Being with NED can be a scary place. When you're in active treatment, doctors are constantly checking on you. They run bloodwork and do tests. They are always watching for signs of recurrence. Friends and family are close and tend to be interested in your health. Sometimes, as a person reaches NED, they don’t know how to cope and some will even get depressed. On top of that, the majority of people are dealing with some side effect from the treatment it took to get to NED status. Symptoms like fatigue, pain and hot flashes can linger long past treatment. The fear of cancer recurrence can sneak in and can be overwhelming.
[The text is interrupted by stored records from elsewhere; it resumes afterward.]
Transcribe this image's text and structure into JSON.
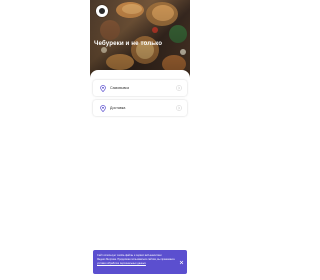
{
  "hero": {
    "title": "Чебуреки и не только"
  },
  "options": [
    {
      "label": "Самовывоз",
      "icon": "pickup-icon"
    },
    {
      "label": "Доставка",
      "icon": "delivery-icon"
    }
  ],
  "notice": {
    "text": "Сайт использует cookie-файлы и сервис веб-аналитики Яндекс.Метрика. Продолжая пользоваться сайтом, вы принимаете",
    "link": "условия обработки персональных данных",
    "close_icon": "close-icon"
  },
  "colors": {
    "accent": "#5b4fcf",
    "card_bg": "#ffffff",
    "text": "#333333"
  }
}
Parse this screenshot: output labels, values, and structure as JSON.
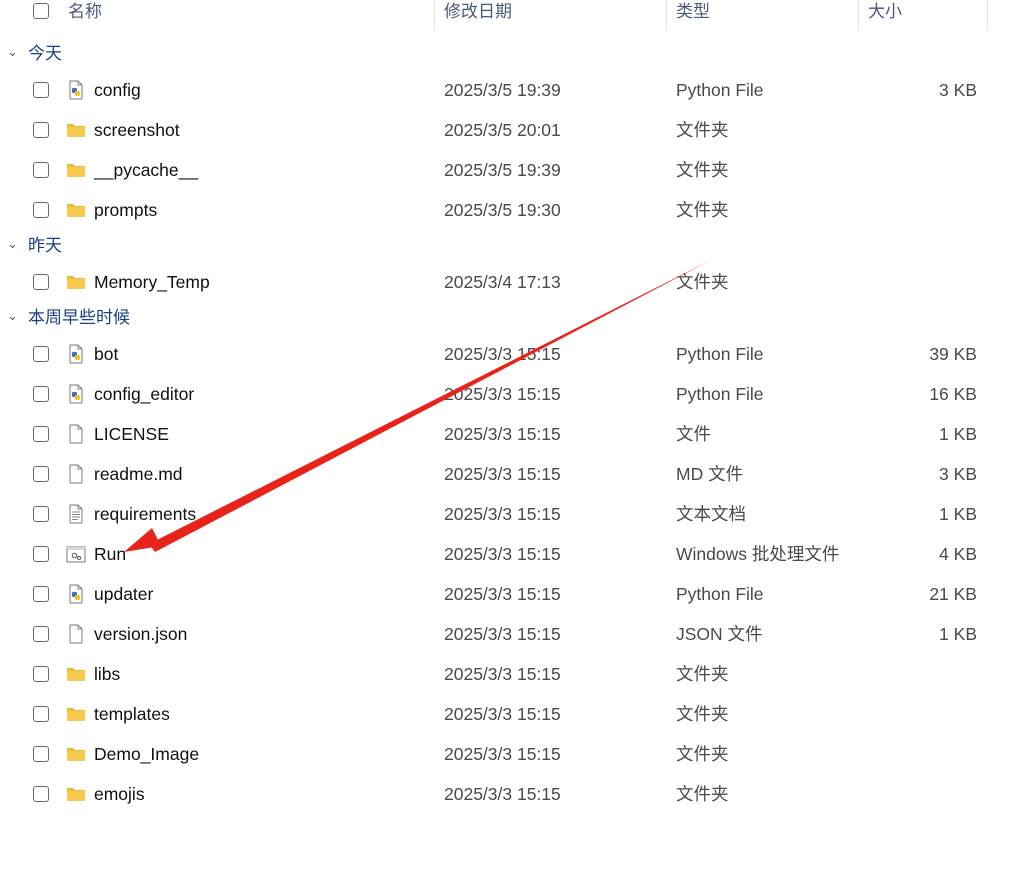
{
  "header": {
    "name": "名称",
    "date_modified": "修改日期",
    "type": "类型",
    "size": "大小"
  },
  "groups": [
    {
      "label": "今天",
      "files": [
        {
          "name": "config",
          "date": "2025/3/5 19:39",
          "type": "Python File",
          "size": "3 KB",
          "icon": "python-file-icon"
        },
        {
          "name": "screenshot",
          "date": "2025/3/5 20:01",
          "type": "文件夹",
          "size": "",
          "icon": "folder-icon"
        },
        {
          "name": "__pycache__",
          "date": "2025/3/5 19:39",
          "type": "文件夹",
          "size": "",
          "icon": "folder-icon"
        },
        {
          "name": "prompts",
          "date": "2025/3/5 19:30",
          "type": "文件夹",
          "size": "",
          "icon": "folder-icon"
        }
      ]
    },
    {
      "label": "昨天",
      "files": [
        {
          "name": "Memory_Temp",
          "date": "2025/3/4 17:13",
          "type": "文件夹",
          "size": "",
          "icon": "folder-icon"
        }
      ]
    },
    {
      "label": "本周早些时候",
      "files": [
        {
          "name": "bot",
          "date": "2025/3/3 15:15",
          "type": "Python File",
          "size": "39 KB",
          "icon": "python-file-icon"
        },
        {
          "name": "config_editor",
          "date": "2025/3/3 15:15",
          "type": "Python File",
          "size": "16 KB",
          "icon": "python-file-icon"
        },
        {
          "name": "LICENSE",
          "date": "2025/3/3 15:15",
          "type": "文件",
          "size": "1 KB",
          "icon": "blank-file-icon"
        },
        {
          "name": "readme.md",
          "date": "2025/3/3 15:15",
          "type": "MD 文件",
          "size": "3 KB",
          "icon": "blank-file-icon"
        },
        {
          "name": "requirements",
          "date": "2025/3/3 15:15",
          "type": "文本文档",
          "size": "1 KB",
          "icon": "text-file-icon"
        },
        {
          "name": "Run",
          "date": "2025/3/3 15:15",
          "type": "Windows 批处理文件",
          "size": "4 KB",
          "icon": "batch-file-icon"
        },
        {
          "name": "updater",
          "date": "2025/3/3 15:15",
          "type": "Python File",
          "size": "21 KB",
          "icon": "python-file-icon"
        },
        {
          "name": "version.json",
          "date": "2025/3/3 15:15",
          "type": "JSON 文件",
          "size": "1 KB",
          "icon": "blank-file-icon"
        },
        {
          "name": "libs",
          "date": "2025/3/3 15:15",
          "type": "文件夹",
          "size": "",
          "icon": "folder-icon"
        },
        {
          "name": "templates",
          "date": "2025/3/3 15:15",
          "type": "文件夹",
          "size": "",
          "icon": "folder-icon"
        },
        {
          "name": "Demo_Image",
          "date": "2025/3/3 15:15",
          "type": "文件夹",
          "size": "",
          "icon": "folder-icon"
        },
        {
          "name": "emojis",
          "date": "2025/3/3 15:15",
          "type": "文件夹",
          "size": "",
          "icon": "folder-icon"
        }
      ]
    }
  ],
  "colors": {
    "group_label": "#1b3f86",
    "arrow": "#e8231a",
    "folder": "#f6c445"
  }
}
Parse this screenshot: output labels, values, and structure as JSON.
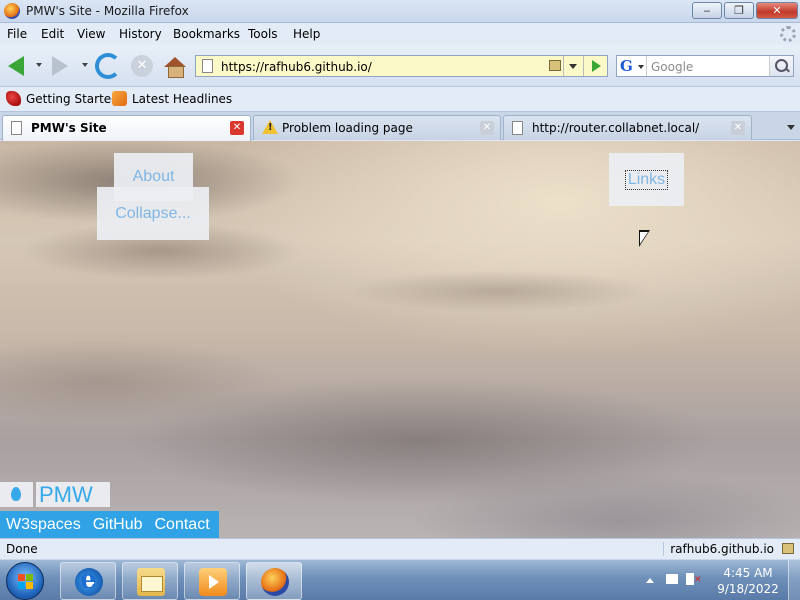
{
  "window": {
    "title": "PMW's Site - Mozilla Firefox",
    "controls": {
      "minimize": "‒",
      "maximize": "❐",
      "close": "✕"
    }
  },
  "menu": [
    "File",
    "Edit",
    "View",
    "History",
    "Bookmarks",
    "Tools",
    "Help"
  ],
  "navigation": {
    "url": "https://rafhub6.github.io/",
    "search_engine": "G",
    "search_placeholder": "Google"
  },
  "bookmarks": [
    {
      "label": "Getting Started",
      "icon": "firefox-bookmark-icon"
    },
    {
      "label": "Latest Headlines",
      "icon": "rss-icon"
    }
  ],
  "tabs": [
    {
      "label": "PMW's Site",
      "active": true,
      "icon": "page-icon"
    },
    {
      "label": "Problem loading page",
      "active": false,
      "icon": "warning-icon"
    },
    {
      "label": "http://router.collabnet.local/",
      "active": false,
      "icon": "page-icon"
    }
  ],
  "tab_close_glyph": "✕",
  "page": {
    "about": "About",
    "collapse": "Collapse...",
    "links": "Links",
    "logo_text": "PMW",
    "footer_links": [
      "W3spaces",
      "GitHub",
      "Contact"
    ]
  },
  "status": {
    "text": "Done",
    "host": "rafhub6.github.io"
  },
  "taskbar": {
    "apps": [
      "internet-explorer",
      "windows-explorer",
      "media-player",
      "firefox"
    ],
    "clock_time": "4:45 AM",
    "clock_date": "9/18/2022"
  },
  "colors": {
    "accent": "#2fa3e6",
    "page_link": "#7fb6e4"
  }
}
Life is different after cancer. It's normal to be on guard and constantly looking, waiting, watching for any sign of possible recurrence.   

It’s hard to know how to transition from active cancer treatment to NED status. How do you shift back into normal life? It's especially hard if you’ve spend a long time focusing on all things cancer-related. You’ve bounced from one doctor to another and have felt like a human guinea pig having test after test. You may wonder why you aren't scheduled for regular imaging any longer, but don’t worry. Even if your doctor has given you a NED status, he or she will still keep an eye on you. Your appointments will probably be spread further out than they used to be and you might even feel like the security net once underneath you has been removed. It will take some time to move into the next phase of your life, but there are things you can do. Learn to enjoy a healthy lifestyle. Enjoy some form of exercise daily, eat a healthy diet filled with lots of fruits and vegetables and get plenty of quality sleep. Do the things you love. Spend time with family and friends. Find ways to eliminate stress in your life. Celebrate the absence of cancer and do a little dance with NED – after all, you deserve it.